Kaasin – The Underworld – Par : Franck Leber
Pride & Joy Music
Note : 4/5
Genre : Classic Hard Rock
C’est le 2ème album des Norvégiens de Kaasin qui voit le jour en ce printemps 2026. Il s’intitule The Underworld et succède à Fired Up sorti en 2021. Fondé en 2020 par le guitariste Jo Henning Kaasin, ancien membre de Come Taste The Band, le groupe a collaboré avec des artistes tels que Glenn Hughes (Deep Purple) et Joe Lynn Turner (Rainbow). Avec le bassiste Ståle Kaasin (Humbucker, 2020Vision), l’ambition du groupe est claire : créer un Hard Rock contemporain, à l’esprit classique certes mais avec une forte identité.

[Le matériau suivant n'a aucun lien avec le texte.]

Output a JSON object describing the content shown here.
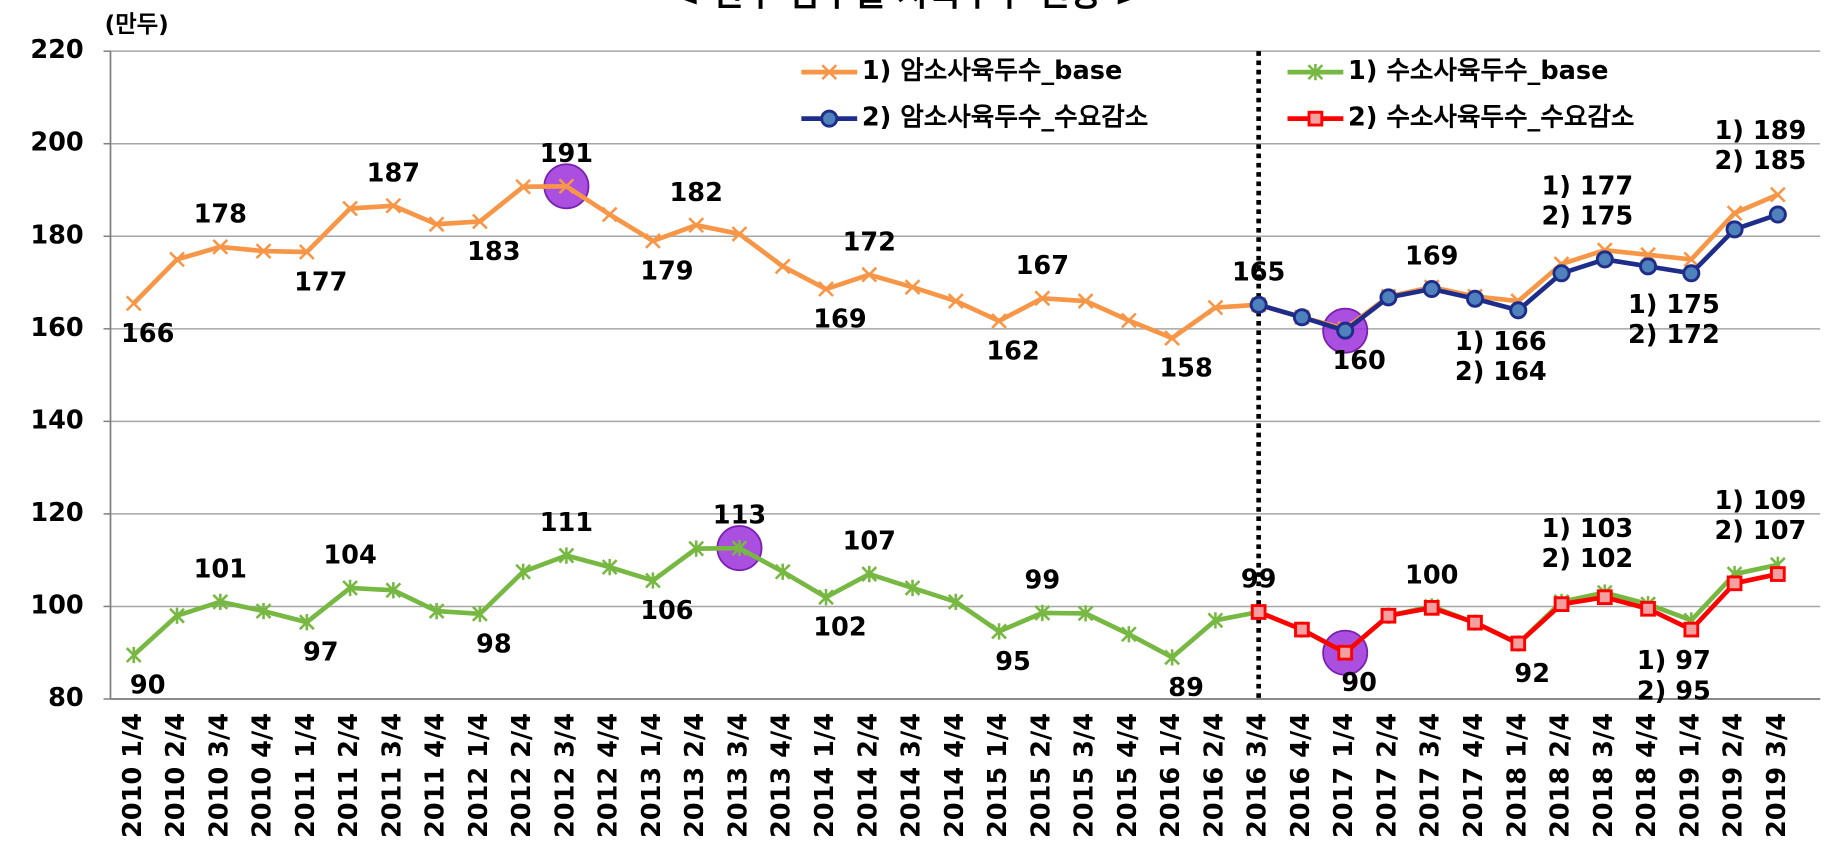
{
  "chart_data": {
    "type": "line",
    "title": "< 한우 암수별 사육두수 전망 >",
    "y_unit": "(만두)",
    "categories": [
      "2010 1/4",
      "2010 2/4",
      "2010 3/4",
      "2010 4/4",
      "2011 1/4",
      "2011 2/4",
      "2011 3/4",
      "2011 4/4",
      "2012 1/4",
      "2012 2/4",
      "2012 3/4",
      "2012 4/4",
      "2013 1/4",
      "2013 2/4",
      "2013 3/4",
      "2013 4/4",
      "2014 1/4",
      "2014 2/4",
      "2014 3/4",
      "2014 4/4",
      "2015 1/4",
      "2015 2/4",
      "2015 3/4",
      "2015 4/4",
      "2016 1/4",
      "2016 2/4",
      "2016 3/4",
      "2016 4/4",
      "2017 1/4",
      "2017 2/4",
      "2017 3/4",
      "2017 4/4",
      "2018 1/4",
      "2018 2/4",
      "2018 3/4",
      "2018 4/4",
      "2019 1/4",
      "2019 2/4",
      "2019 3/4"
    ],
    "series": [
      {
        "name": "1) 암소사육두수_base",
        "color": "#f79646",
        "marker": "x",
        "values": [
          165.5,
          175,
          177.7,
          176.8,
          176.6,
          186,
          186.6,
          182.6,
          183.2,
          190.7,
          190.8,
          184.7,
          179,
          182.4,
          180.5,
          173.5,
          168.6,
          171.7,
          169,
          166,
          161.7,
          166.6,
          166,
          161.8,
          158,
          164.6,
          165.2,
          162.5,
          160,
          167,
          169,
          167,
          166,
          174,
          177,
          176,
          175,
          185,
          189
        ],
        "value_labels": [
          "166",
          null,
          "178",
          null,
          "177",
          null,
          "187",
          null,
          "183",
          null,
          "191",
          null,
          "179",
          "182",
          null,
          null,
          "169",
          "172",
          null,
          null,
          "162",
          "167",
          null,
          null,
          "158",
          null,
          "165",
          null,
          null,
          null,
          null,
          null,
          "1) 166",
          null,
          "1) 177",
          null,
          "1) 175",
          null,
          "1) 189"
        ]
      },
      {
        "name": "1) 수소사육두수_base",
        "color": "#77b843",
        "marker": "asterisk",
        "values": [
          89.5,
          98,
          101,
          99,
          96.6,
          104,
          103.5,
          99,
          98.4,
          107.5,
          111,
          108.5,
          105.6,
          112.5,
          112.6,
          107.5,
          102,
          107,
          104,
          101,
          94.6,
          98.6,
          98.5,
          94,
          89,
          97,
          98.8,
          95,
          90,
          98,
          100,
          96.5,
          92,
          101,
          103,
          100.5,
          97,
          107,
          109
        ],
        "value_labels": [
          "90",
          null,
          "101",
          null,
          "97",
          "104",
          null,
          null,
          "98",
          null,
          "111",
          null,
          "106",
          null,
          "113",
          null,
          "102",
          "107",
          null,
          null,
          "95",
          "99",
          null,
          null,
          "89",
          null,
          "99",
          null,
          null,
          null,
          null,
          null,
          null,
          null,
          "1) 103",
          null,
          "1) 97",
          null,
          "1) 109"
        ]
      },
      {
        "name": "2) 암소사육두수_수요감소",
        "color": "#1f2d8a",
        "marker_fill": "#4f81bd",
        "marker": "circle",
        "values": [
          null,
          null,
          null,
          null,
          null,
          null,
          null,
          null,
          null,
          null,
          null,
          null,
          null,
          null,
          null,
          null,
          null,
          null,
          null,
          null,
          null,
          null,
          null,
          null,
          null,
          null,
          165.2,
          162.5,
          159.6,
          166.8,
          168.6,
          166.5,
          164,
          172,
          175,
          173.5,
          172,
          181.5,
          184.7
        ],
        "value_labels": [
          null,
          null,
          null,
          null,
          null,
          null,
          null,
          null,
          null,
          null,
          null,
          null,
          null,
          null,
          null,
          null,
          null,
          null,
          null,
          null,
          null,
          null,
          null,
          null,
          null,
          null,
          null,
          null,
          "160",
          null,
          "169",
          null,
          "2) 164",
          null,
          "2) 175",
          null,
          "2) 172",
          null,
          "2) 185"
        ]
      },
      {
        "name": "2) 수소사육두수_수요감소",
        "color": "#ff0000",
        "marker_fill": "#f4a0a0",
        "marker": "square",
        "values": [
          null,
          null,
          null,
          null,
          null,
          null,
          null,
          null,
          null,
          null,
          null,
          null,
          null,
          null,
          null,
          null,
          null,
          null,
          null,
          null,
          null,
          null,
          null,
          null,
          null,
          null,
          98.8,
          95,
          90,
          98,
          99.7,
          96.5,
          92,
          100.5,
          102,
          99.5,
          95,
          105,
          107
        ],
        "value_labels": [
          null,
          null,
          null,
          null,
          null,
          null,
          null,
          null,
          null,
          null,
          null,
          null,
          null,
          null,
          null,
          null,
          null,
          null,
          null,
          null,
          null,
          null,
          null,
          null,
          null,
          null,
          null,
          null,
          "90",
          null,
          "100",
          null,
          "92",
          null,
          "2) 102",
          null,
          "2) 95",
          null,
          "2) 107"
        ]
      }
    ],
    "ylim": [
      80,
      220
    ],
    "yticks": [
      80,
      100,
      120,
      140,
      160,
      180,
      200,
      220
    ],
    "grid": true,
    "legend": "upper right"
  }
}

Le Line-Up est constitué du vocaliste Jan Thore Grefstad (Saint Deamon, TNT), dont la voix puissante et expressive est rapidement devenue un élément déterminant du son de Kaasin, du batteur Per-Morten Bergseth (Jorn, Wig Wam, Course Of Fate, Holter) qui a rejoint le groupe en 2021, suivi par le claviériste Erling Henanger (Magic Pie, Holter) en 2022. Fired Up a reçu d’excellentes critiques et a été élu album de l’année 2021 par les lecteurs du principal magazine Rock norvégien Rockman.

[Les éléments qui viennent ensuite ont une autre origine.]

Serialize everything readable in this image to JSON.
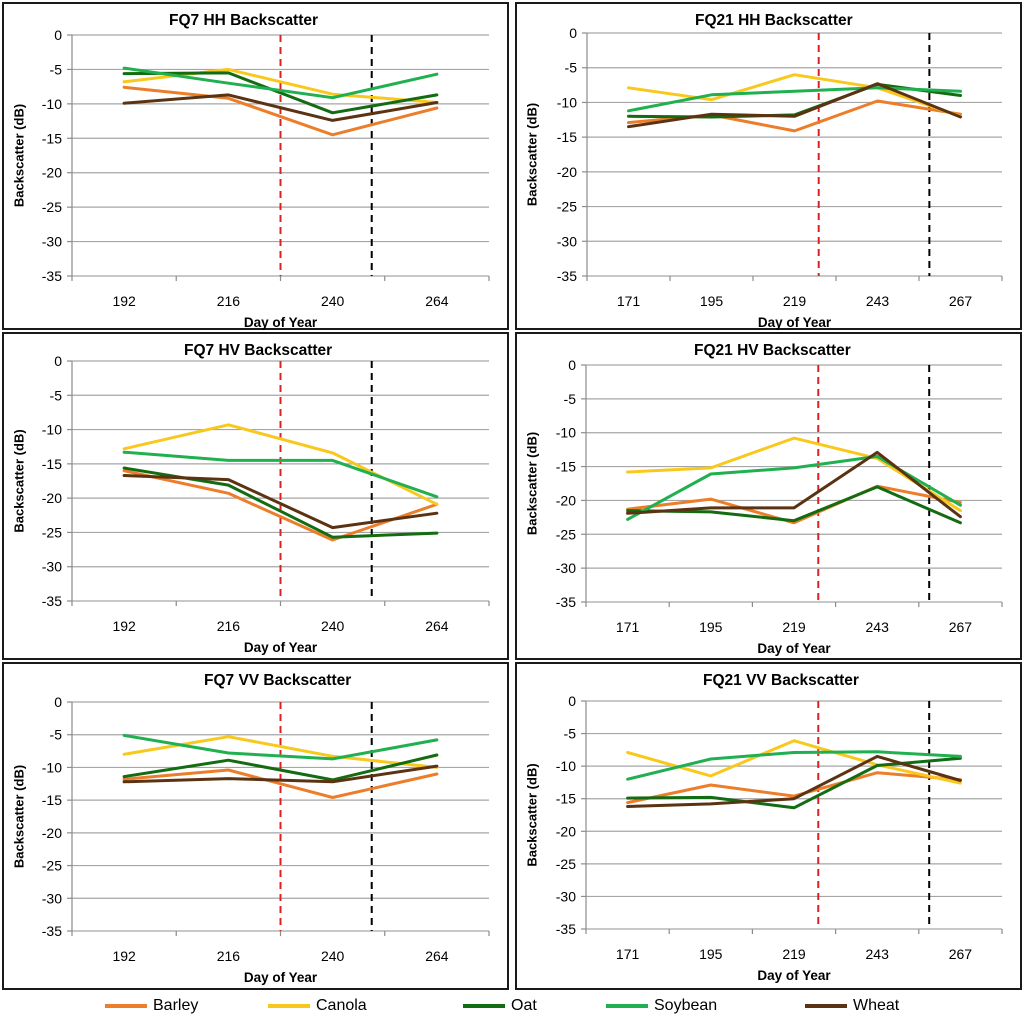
{
  "chart_data": [
    {
      "type": "line",
      "title": "FQ7 HH Backscatter",
      "xlabel": "Day of Year",
      "ylabel": "Backscatter (dB)",
      "x": [
        192,
        216,
        240,
        264
      ],
      "ylim": [
        -35,
        0
      ],
      "yticks": [
        0,
        -5,
        -10,
        -15,
        -20,
        -25,
        -30,
        -35
      ],
      "vlines": [
        {
          "x": 228,
          "color": "#e02020"
        },
        {
          "x": 249,
          "color": "#000000"
        }
      ],
      "series": [
        {
          "name": "Barley",
          "values": [
            -7.6,
            -9.2,
            -14.5,
            -10.6
          ]
        },
        {
          "name": "Canola",
          "values": [
            -6.8,
            -5.0,
            -8.6,
            -9.8
          ]
        },
        {
          "name": "Oat",
          "values": [
            -5.6,
            -5.5,
            -11.3,
            -8.7
          ]
        },
        {
          "name": "Soybean",
          "values": [
            -4.8,
            -7.0,
            -9.1,
            -5.7
          ]
        },
        {
          "name": "Wheat",
          "values": [
            -9.9,
            -8.7,
            -12.4,
            -9.8
          ]
        }
      ]
    },
    {
      "type": "line",
      "title": "FQ21 HH Backscatter",
      "xlabel": "Day of Year",
      "ylabel": "Backscatter (dB)",
      "x": [
        171,
        195,
        219,
        243,
        267
      ],
      "ylim": [
        -35,
        0
      ],
      "yticks": [
        0,
        -5,
        -10,
        -15,
        -20,
        -25,
        -30,
        -35
      ],
      "vlines": [
        {
          "x": 226,
          "color": "#e02020"
        },
        {
          "x": 258,
          "color": "#000000"
        }
      ],
      "series": [
        {
          "name": "Barley",
          "values": [
            -12.9,
            -11.8,
            -14.1,
            -9.8,
            -11.7
          ]
        },
        {
          "name": "Canola",
          "values": [
            -7.9,
            -9.6,
            -6.0,
            -7.9,
            -12.0
          ]
        },
        {
          "name": "Oat",
          "values": [
            -12.0,
            -12.1,
            -11.8,
            -7.4,
            -9.0
          ]
        },
        {
          "name": "Soybean",
          "values": [
            -11.2,
            -8.9,
            -8.4,
            -7.9,
            -8.4
          ]
        },
        {
          "name": "Wheat",
          "values": [
            -13.5,
            -11.7,
            -12.0,
            -7.3,
            -12.1
          ]
        }
      ]
    },
    {
      "type": "line",
      "title": "FQ7 HV Backscatter",
      "xlabel": "Day of Year",
      "ylabel": "Backscatter (dB)",
      "x": [
        192,
        216,
        240,
        264
      ],
      "ylim": [
        -35,
        0
      ],
      "yticks": [
        0,
        -5,
        -10,
        -15,
        -20,
        -25,
        -30,
        -35
      ],
      "vlines": [
        {
          "x": 228,
          "color": "#e02020"
        },
        {
          "x": 249,
          "color": "#000000"
        }
      ],
      "series": [
        {
          "name": "Barley",
          "values": [
            -16.0,
            -19.3,
            -26.1,
            -20.9
          ]
        },
        {
          "name": "Canola",
          "values": [
            -12.8,
            -9.3,
            -13.4,
            -20.9
          ]
        },
        {
          "name": "Oat",
          "values": [
            -15.6,
            -18.1,
            -25.7,
            -25.1
          ]
        },
        {
          "name": "Soybean",
          "values": [
            -13.3,
            -14.5,
            -14.5,
            -19.8
          ]
        },
        {
          "name": "Wheat",
          "values": [
            -16.7,
            -17.3,
            -24.3,
            -22.2
          ]
        }
      ]
    },
    {
      "type": "line",
      "title": "FQ21 HV Backscatter",
      "xlabel": "Day of Year",
      "ylabel": "Backscatter (dB)",
      "x": [
        171,
        195,
        219,
        243,
        267
      ],
      "ylim": [
        -35,
        0
      ],
      "yticks": [
        0,
        -5,
        -10,
        -15,
        -20,
        -25,
        -30,
        -35
      ],
      "vlines": [
        {
          "x": 226,
          "color": "#e02020"
        },
        {
          "x": 258,
          "color": "#000000"
        }
      ],
      "series": [
        {
          "name": "Barley",
          "values": [
            -21.3,
            -19.8,
            -23.3,
            -17.9,
            -20.3
          ]
        },
        {
          "name": "Canola",
          "values": [
            -15.8,
            -15.2,
            -10.8,
            -13.8,
            -21.5
          ]
        },
        {
          "name": "Oat",
          "values": [
            -21.5,
            -21.7,
            -23.0,
            -18.0,
            -23.3
          ]
        },
        {
          "name": "Soybean",
          "values": [
            -22.8,
            -16.1,
            -15.2,
            -13.5,
            -20.7
          ]
        },
        {
          "name": "Wheat",
          "values": [
            -21.9,
            -21.1,
            -21.1,
            -12.9,
            -22.4
          ]
        }
      ]
    },
    {
      "type": "line",
      "title": "FQ7 VV Backscatter",
      "xlabel": "Day of Year",
      "ylabel": "Backscatter (dB)",
      "x": [
        192,
        216,
        240,
        264
      ],
      "ylim": [
        -35,
        0
      ],
      "yticks": [
        0,
        -5,
        -10,
        -15,
        -20,
        -25,
        -30,
        -35
      ],
      "vlines": [
        {
          "x": 228,
          "color": "#e02020"
        },
        {
          "x": 249,
          "color": "#000000"
        }
      ],
      "series": [
        {
          "name": "Barley",
          "values": [
            -11.8,
            -10.4,
            -14.6,
            -11.0
          ]
        },
        {
          "name": "Canola",
          "values": [
            -8.0,
            -5.3,
            -8.3,
            -10.0
          ]
        },
        {
          "name": "Oat",
          "values": [
            -11.4,
            -8.9,
            -11.9,
            -8.1
          ]
        },
        {
          "name": "Soybean",
          "values": [
            -5.1,
            -7.8,
            -8.7,
            -5.8
          ]
        },
        {
          "name": "Wheat",
          "values": [
            -12.2,
            -11.7,
            -12.2,
            -9.8
          ]
        }
      ]
    },
    {
      "type": "line",
      "title": "FQ21 VV Backscatter",
      "xlabel": "Day of Year",
      "ylabel": "Backscatter (dB)",
      "x": [
        171,
        195,
        219,
        243,
        267
      ],
      "ylim": [
        -35,
        0
      ],
      "yticks": [
        0,
        -5,
        -10,
        -15,
        -20,
        -25,
        -30,
        -35
      ],
      "vlines": [
        {
          "x": 226,
          "color": "#e02020"
        },
        {
          "x": 258,
          "color": "#000000"
        }
      ],
      "series": [
        {
          "name": "Barley",
          "values": [
            -15.6,
            -12.9,
            -14.6,
            -11.0,
            -12.1
          ]
        },
        {
          "name": "Canola",
          "values": [
            -7.9,
            -11.5,
            -6.1,
            -9.8,
            -12.6
          ]
        },
        {
          "name": "Oat",
          "values": [
            -14.9,
            -14.8,
            -16.4,
            -9.9,
            -8.8
          ]
        },
        {
          "name": "Soybean",
          "values": [
            -12.0,
            -8.9,
            -7.9,
            -7.8,
            -8.5
          ]
        },
        {
          "name": "Wheat",
          "values": [
            -16.2,
            -15.8,
            -15.0,
            -8.5,
            -12.2
          ]
        }
      ]
    }
  ],
  "legend": [
    {
      "name": "Barley",
      "color": "#ec7d2a"
    },
    {
      "name": "Canola",
      "color": "#f8c81c"
    },
    {
      "name": "Oat",
      "color": "#136b12"
    },
    {
      "name": "Soybean",
      "color": "#20b050"
    },
    {
      "name": "Wheat",
      "color": "#5c3312"
    }
  ]
}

Ce nouvel album The Underworld marque un nouveau chapitre pour le groupe, avec un son plus sombre et plus atmosphérique, mais c’est bien du Hard Rock classique avec de belles mélodies et un incontestable savoir-faire musical. C’est donc 9 titres que nous propose Kaasin sur cette nouvelle galette avec une entame rythmée, idéale, aux guitares lancinantes et expressives, «The Real World», la voix de Jan Thore Grefstad, aiguë et efficace, ravit par sa justesse et sa clarté. C’est déjà un moment phare de cette galette par son ampleur mélodique et sa débauche de guitares. Après cette mise en bouche tonitruante, «Two Hearts» révèle une facette plus classique, moins surprenante au final mais d’une grande qualité et très 70’s par ses claviers. Dans le même ordre d’idées, c’est «We Speed At Night», aux relents évidents de Deep Purple et donc d’un classicisme exacerbé, qui nous fait revenir dans le passé du Hard Rock.

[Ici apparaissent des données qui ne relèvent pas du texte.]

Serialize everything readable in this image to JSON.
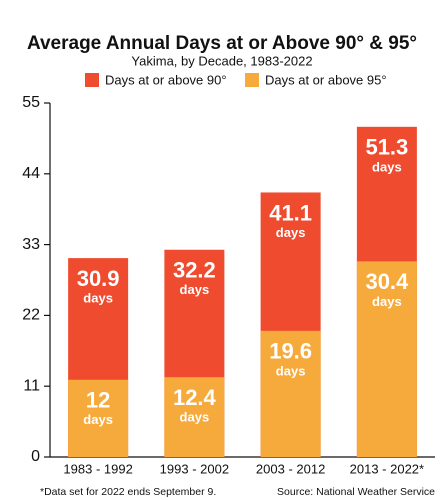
{
  "chart_data": {
    "type": "bar",
    "title": "Average Annual Days at or Above 90° & 95°",
    "subtitle": "Yakima, by Decade, 1983-2022",
    "categories": [
      "1983 - 1992",
      "1993 - 2002",
      "2003 - 2012",
      "2013 - 2022*"
    ],
    "series": [
      {
        "name": "Days at or above 90°",
        "color": "#ee4b2f",
        "values": [
          30.9,
          32.2,
          41.1,
          51.3
        ]
      },
      {
        "name": "Days at or above 95°",
        "color": "#f7aa3c",
        "values": [
          12,
          12.4,
          19.6,
          30.4
        ]
      }
    ],
    "data_label_unit": "days",
    "overlap": true,
    "ylim": [
      0,
      55
    ],
    "yticks": [
      0,
      11,
      22,
      33,
      44,
      55
    ],
    "grid": false,
    "legend": "top",
    "footnote": "*Data set for 2022 ends September 9.",
    "source": "Source: National Weather Service"
  }
}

L’intro Cool aux claviers sur «Iron Horse», suivi d’une douce mélopée, poursuit le chemin tracé par les 2 titres précédents, où la voix doucereuse puis agressive de Jan Thore Grefstad porte littéralement ce titre et les guitares ajoutent même des aspects progressifs, propres aux 70’s. C’est bien un retour aux sources que nous propose Kaasin avec ce disque car «Invisible» a la même structure mélodique, un poil surannée mais délicieuse et enjouée, avec des claviers profonds très typiques et des guitares subtiles, la basse remarquable de Ståle Kaasin jouant ici un grand rôle. Plus rythmé, plus Rock déboule alors «Over The Mountain», l’ambiance reste identique, du vrai Hard Rock des 70’s, ce qui fait rajeunir votre serviteur.
«Arabian Night» porte bien son nom, c’est une composition à la Led Zeppelin, aux sonorités orientales mais forte et entraînante. Kaasin passe alors la surmultipliée avec une coupure instrumentale plus dense, au son énorme, «The Descent Of Souls» hélas trop courte. Cela annonce en fait le dernier titre du nom de l’album, au rythme plus fou, «The Underworld», riche et à la mélodie entêtante, les guitares et les claviers se déchaînent dans un duel virevoltant, un final de toute beauté, enivrant, racé et exaltant. Il est dommage que ce titre ne dure qu’à peine 4 minutes, il aurait mérité des plus amples développements instrumentaux.
Kaasin fait donc avec ce nouvel album un retour en arrière, certes réussi, mais dans un moule Hard Rock plus que classique, orienté, je le répète, vers les 70’s, d’un excellent niveau mais destiné à des auditeurs branchés sur cette époque. Intéressant, bien interprété, vraiment chatoyant !!!